"Eine Andacht ist ein Witz dagegen"

Angedachtes von Rainer Kössl.
Pardon für diese Überschrift, ich möchte keines Frommen Intimsphäre verletzen. Ich möchte eine wahre Geschichte erzählen. Besagte Headline war in Wirklichkeit noch viel drastischer formuliert.
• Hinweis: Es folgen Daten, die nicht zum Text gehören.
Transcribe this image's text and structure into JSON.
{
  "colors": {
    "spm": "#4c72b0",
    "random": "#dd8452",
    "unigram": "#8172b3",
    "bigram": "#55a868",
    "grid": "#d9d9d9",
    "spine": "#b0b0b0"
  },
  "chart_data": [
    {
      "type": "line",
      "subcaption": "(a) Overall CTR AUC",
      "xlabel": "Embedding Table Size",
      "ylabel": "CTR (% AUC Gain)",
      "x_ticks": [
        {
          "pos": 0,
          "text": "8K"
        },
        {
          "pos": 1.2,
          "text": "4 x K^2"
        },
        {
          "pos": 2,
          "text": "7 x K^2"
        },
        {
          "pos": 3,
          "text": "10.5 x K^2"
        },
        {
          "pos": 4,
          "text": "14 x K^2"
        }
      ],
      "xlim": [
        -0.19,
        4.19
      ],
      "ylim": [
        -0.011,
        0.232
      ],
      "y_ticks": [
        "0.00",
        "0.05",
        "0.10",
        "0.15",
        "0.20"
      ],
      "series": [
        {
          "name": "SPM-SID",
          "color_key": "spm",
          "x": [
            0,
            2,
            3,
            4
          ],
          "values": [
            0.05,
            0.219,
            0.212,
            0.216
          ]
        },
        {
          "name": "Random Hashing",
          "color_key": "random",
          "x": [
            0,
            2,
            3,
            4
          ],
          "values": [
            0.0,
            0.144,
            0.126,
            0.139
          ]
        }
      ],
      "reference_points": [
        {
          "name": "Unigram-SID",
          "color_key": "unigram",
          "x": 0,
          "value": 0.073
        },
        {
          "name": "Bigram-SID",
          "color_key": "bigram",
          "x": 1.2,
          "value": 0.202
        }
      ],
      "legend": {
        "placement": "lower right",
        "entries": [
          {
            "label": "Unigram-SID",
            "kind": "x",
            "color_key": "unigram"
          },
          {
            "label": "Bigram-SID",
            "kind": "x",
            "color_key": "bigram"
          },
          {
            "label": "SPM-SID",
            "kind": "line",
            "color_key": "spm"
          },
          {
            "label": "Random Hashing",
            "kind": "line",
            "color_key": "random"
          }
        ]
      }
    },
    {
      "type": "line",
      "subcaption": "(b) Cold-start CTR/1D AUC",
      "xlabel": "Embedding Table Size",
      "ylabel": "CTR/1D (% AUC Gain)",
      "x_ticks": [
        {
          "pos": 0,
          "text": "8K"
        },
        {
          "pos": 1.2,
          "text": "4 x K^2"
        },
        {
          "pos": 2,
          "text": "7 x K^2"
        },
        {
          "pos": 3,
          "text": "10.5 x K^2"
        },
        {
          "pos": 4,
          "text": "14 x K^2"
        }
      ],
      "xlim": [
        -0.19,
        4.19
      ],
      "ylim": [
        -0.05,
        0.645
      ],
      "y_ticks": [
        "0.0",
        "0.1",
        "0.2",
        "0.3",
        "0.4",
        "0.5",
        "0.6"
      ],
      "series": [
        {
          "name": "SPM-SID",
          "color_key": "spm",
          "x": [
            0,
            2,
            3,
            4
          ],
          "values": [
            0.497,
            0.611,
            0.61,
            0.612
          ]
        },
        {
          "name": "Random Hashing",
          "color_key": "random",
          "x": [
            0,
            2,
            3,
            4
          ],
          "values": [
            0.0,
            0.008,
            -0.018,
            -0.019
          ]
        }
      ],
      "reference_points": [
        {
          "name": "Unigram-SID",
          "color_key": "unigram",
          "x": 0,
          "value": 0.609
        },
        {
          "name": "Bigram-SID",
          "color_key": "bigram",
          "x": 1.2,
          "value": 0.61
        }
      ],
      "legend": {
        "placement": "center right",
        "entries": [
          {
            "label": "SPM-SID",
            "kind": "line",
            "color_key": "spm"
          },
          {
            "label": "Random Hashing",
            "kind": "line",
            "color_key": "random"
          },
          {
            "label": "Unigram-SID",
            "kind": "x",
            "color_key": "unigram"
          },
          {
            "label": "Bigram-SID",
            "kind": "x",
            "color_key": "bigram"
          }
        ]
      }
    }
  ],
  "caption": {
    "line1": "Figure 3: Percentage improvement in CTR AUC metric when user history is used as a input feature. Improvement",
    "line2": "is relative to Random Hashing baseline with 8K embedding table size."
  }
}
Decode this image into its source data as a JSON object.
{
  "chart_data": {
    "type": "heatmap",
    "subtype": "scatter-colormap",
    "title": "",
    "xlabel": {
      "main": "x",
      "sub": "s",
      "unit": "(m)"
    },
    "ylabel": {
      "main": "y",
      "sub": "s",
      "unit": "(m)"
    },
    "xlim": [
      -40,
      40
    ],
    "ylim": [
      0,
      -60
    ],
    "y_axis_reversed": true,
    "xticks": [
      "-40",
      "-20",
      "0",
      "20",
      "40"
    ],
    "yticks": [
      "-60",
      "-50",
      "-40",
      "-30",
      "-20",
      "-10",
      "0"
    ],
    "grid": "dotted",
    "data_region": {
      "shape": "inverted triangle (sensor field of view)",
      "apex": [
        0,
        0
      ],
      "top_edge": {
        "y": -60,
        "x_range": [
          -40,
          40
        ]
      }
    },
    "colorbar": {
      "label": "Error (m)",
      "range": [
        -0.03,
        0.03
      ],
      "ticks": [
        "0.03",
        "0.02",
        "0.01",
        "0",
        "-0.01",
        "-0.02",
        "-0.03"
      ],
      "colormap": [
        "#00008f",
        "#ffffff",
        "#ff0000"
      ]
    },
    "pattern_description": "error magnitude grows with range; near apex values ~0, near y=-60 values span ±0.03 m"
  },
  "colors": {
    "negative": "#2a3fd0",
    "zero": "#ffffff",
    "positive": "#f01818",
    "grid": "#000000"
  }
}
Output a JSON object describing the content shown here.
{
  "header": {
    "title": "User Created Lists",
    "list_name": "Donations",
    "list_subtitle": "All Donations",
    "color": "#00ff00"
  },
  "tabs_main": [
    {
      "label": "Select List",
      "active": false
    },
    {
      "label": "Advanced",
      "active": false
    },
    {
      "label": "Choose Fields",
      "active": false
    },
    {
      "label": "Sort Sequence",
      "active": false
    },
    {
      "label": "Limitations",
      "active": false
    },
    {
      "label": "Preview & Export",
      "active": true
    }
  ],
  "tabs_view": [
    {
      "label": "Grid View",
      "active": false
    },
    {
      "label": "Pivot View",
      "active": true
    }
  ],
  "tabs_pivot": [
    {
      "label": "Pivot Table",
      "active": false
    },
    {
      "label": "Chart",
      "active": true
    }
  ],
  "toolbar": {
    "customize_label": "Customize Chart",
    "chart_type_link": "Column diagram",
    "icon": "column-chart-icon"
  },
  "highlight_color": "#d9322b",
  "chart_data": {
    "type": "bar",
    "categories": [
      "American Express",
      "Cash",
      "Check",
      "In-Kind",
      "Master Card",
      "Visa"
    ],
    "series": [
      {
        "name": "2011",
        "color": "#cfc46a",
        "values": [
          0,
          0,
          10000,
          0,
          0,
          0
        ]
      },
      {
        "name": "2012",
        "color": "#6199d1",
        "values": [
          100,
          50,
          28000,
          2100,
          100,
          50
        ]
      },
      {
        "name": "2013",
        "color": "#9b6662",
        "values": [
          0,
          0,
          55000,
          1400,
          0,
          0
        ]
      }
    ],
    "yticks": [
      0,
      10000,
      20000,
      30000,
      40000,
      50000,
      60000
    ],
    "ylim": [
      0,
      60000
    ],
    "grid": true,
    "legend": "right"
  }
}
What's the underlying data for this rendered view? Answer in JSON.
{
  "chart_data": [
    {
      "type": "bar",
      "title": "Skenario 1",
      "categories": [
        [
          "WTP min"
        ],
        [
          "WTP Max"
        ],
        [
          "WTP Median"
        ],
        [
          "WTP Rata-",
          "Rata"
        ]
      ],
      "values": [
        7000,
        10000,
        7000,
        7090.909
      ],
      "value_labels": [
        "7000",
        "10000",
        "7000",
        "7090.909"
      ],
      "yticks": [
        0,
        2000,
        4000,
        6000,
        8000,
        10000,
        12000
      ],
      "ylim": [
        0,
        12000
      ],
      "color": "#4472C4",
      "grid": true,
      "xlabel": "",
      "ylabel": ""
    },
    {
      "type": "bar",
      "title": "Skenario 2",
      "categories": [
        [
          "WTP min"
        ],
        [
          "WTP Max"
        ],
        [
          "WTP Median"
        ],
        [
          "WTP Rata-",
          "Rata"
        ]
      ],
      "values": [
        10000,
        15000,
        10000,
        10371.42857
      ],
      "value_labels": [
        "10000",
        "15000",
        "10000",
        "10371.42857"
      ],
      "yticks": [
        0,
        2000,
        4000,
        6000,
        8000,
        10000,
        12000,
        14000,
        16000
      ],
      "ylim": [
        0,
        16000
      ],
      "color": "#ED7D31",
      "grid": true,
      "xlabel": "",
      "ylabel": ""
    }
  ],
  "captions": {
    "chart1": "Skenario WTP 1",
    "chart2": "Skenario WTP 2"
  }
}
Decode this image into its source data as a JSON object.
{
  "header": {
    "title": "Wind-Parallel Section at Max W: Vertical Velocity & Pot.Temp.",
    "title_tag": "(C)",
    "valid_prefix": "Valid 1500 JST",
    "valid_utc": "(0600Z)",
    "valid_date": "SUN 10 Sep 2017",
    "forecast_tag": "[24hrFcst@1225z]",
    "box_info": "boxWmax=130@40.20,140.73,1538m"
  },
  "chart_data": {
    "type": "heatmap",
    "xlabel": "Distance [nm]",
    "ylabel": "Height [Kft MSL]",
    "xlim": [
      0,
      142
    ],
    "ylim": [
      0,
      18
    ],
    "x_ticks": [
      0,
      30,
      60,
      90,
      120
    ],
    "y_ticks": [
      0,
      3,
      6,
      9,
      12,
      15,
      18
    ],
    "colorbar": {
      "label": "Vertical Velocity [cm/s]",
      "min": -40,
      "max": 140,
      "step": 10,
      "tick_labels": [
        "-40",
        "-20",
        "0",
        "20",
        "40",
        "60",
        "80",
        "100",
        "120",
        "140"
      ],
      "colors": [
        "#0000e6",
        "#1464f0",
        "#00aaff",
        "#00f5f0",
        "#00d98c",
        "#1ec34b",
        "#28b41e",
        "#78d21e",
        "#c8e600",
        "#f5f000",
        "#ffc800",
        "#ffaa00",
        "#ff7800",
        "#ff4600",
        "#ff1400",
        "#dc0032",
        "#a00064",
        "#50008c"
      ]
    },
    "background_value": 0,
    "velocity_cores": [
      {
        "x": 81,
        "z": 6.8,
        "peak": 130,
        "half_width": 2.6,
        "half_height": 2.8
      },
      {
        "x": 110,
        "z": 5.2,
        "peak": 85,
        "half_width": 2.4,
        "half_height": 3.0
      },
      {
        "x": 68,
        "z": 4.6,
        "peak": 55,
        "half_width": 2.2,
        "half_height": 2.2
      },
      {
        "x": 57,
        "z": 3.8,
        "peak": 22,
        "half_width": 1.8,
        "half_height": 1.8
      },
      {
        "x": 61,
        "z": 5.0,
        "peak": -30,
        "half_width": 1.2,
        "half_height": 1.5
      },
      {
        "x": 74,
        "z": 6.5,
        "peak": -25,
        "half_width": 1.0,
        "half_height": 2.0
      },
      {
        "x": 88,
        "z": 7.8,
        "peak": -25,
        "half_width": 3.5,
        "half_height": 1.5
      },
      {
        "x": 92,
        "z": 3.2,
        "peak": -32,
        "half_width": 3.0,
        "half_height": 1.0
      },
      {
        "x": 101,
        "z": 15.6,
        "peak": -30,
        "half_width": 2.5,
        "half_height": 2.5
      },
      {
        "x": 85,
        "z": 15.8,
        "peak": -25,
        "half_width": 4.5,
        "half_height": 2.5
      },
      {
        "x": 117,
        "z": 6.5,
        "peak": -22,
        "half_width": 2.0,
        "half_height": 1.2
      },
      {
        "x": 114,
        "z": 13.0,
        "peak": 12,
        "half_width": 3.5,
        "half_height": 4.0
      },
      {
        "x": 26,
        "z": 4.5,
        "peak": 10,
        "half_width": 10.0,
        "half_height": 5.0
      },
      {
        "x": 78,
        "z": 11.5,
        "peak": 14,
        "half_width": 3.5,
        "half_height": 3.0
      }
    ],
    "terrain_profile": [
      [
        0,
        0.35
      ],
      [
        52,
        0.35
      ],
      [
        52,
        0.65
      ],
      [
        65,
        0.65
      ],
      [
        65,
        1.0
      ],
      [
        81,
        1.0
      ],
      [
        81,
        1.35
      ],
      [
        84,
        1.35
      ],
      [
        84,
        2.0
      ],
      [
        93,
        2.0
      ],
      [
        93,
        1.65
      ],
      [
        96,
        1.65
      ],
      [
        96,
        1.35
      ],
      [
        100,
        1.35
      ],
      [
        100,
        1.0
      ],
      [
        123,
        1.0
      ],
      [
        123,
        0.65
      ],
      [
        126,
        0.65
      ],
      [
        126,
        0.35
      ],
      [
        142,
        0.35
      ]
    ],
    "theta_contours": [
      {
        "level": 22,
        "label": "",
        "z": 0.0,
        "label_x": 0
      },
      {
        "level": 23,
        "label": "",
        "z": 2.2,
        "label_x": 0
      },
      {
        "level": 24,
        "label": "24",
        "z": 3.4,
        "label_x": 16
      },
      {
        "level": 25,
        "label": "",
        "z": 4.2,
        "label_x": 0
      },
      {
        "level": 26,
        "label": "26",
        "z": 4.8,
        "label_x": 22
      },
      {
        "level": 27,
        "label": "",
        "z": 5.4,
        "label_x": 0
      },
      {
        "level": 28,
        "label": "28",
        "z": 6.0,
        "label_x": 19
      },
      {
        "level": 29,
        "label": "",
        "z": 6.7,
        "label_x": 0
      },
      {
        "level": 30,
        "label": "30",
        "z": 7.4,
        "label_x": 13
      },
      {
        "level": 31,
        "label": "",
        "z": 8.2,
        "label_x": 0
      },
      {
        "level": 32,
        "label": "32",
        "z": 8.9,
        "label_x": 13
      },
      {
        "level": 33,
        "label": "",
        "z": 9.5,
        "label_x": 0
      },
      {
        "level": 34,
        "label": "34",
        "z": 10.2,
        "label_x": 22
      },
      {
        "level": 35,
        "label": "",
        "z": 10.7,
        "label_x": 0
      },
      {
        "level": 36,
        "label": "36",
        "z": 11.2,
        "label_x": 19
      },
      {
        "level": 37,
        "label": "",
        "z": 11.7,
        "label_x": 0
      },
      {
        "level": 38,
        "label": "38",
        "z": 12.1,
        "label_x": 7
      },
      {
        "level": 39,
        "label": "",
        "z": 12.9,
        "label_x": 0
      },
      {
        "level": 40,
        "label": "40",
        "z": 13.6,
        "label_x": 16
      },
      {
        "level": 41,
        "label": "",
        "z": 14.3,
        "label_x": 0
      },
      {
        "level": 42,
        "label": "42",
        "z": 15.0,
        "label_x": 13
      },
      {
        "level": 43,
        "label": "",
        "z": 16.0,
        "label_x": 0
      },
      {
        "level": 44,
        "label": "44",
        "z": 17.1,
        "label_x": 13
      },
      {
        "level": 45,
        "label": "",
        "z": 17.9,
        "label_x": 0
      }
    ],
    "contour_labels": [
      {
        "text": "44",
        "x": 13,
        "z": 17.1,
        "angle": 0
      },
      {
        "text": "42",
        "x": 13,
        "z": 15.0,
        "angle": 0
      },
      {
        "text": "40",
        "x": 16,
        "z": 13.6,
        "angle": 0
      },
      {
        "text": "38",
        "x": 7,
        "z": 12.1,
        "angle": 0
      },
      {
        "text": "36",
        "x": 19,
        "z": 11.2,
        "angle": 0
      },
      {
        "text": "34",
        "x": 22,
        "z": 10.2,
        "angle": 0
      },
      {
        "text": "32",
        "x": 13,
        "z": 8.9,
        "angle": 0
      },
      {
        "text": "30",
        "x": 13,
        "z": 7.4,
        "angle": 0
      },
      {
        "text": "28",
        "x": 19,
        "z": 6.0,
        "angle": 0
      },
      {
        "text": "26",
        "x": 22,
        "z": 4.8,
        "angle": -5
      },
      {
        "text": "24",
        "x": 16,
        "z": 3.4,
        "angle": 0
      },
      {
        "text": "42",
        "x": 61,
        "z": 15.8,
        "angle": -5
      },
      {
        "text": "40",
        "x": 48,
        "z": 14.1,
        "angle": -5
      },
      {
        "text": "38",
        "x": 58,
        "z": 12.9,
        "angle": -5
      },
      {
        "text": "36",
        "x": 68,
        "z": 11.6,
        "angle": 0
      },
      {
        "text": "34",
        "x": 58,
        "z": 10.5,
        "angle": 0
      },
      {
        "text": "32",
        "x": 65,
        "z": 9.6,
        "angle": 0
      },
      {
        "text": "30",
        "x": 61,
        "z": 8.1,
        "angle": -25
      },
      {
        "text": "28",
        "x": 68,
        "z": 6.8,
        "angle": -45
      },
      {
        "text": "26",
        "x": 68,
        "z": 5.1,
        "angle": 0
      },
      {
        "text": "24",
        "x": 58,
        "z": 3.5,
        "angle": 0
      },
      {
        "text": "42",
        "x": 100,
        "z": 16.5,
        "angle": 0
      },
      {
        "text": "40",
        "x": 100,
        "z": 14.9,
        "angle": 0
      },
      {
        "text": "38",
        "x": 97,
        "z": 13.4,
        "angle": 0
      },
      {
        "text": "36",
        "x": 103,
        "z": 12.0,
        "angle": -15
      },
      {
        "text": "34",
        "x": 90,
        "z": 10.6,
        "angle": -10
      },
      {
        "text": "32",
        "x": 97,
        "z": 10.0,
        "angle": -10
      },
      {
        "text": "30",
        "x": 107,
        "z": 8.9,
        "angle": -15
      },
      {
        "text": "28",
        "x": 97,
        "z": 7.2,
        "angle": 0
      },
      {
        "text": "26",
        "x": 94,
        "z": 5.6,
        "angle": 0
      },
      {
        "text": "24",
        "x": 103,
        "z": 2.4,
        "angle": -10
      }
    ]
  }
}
Also. Eine Klasse unserer Schule in Altshausen geht mit ihren Lehrern ins Hochgebirge (Wiesbadener Hütte, Piz Buin, Ochsentalgletscher). Unter den Lehrern ein Kollege, der schon einige 8000-er erklettert hat – und 80 Prozent der Schülerinnen und Schüler haben noch nie einen Berg bestiegen. Entsprechend anstrengend sind die ersten 500 Höhenmeter, die mit Rucksack zu bewältigen sind. Am zweiten Tag stellt sich heraus, dass die Gletschertour, die für den dritten Tag geplant war, so nicht zu machen ist. Die allgemeine Klimaerwärmung hat den Gletscher und damit die Wegverhältnisse drastisch verändert.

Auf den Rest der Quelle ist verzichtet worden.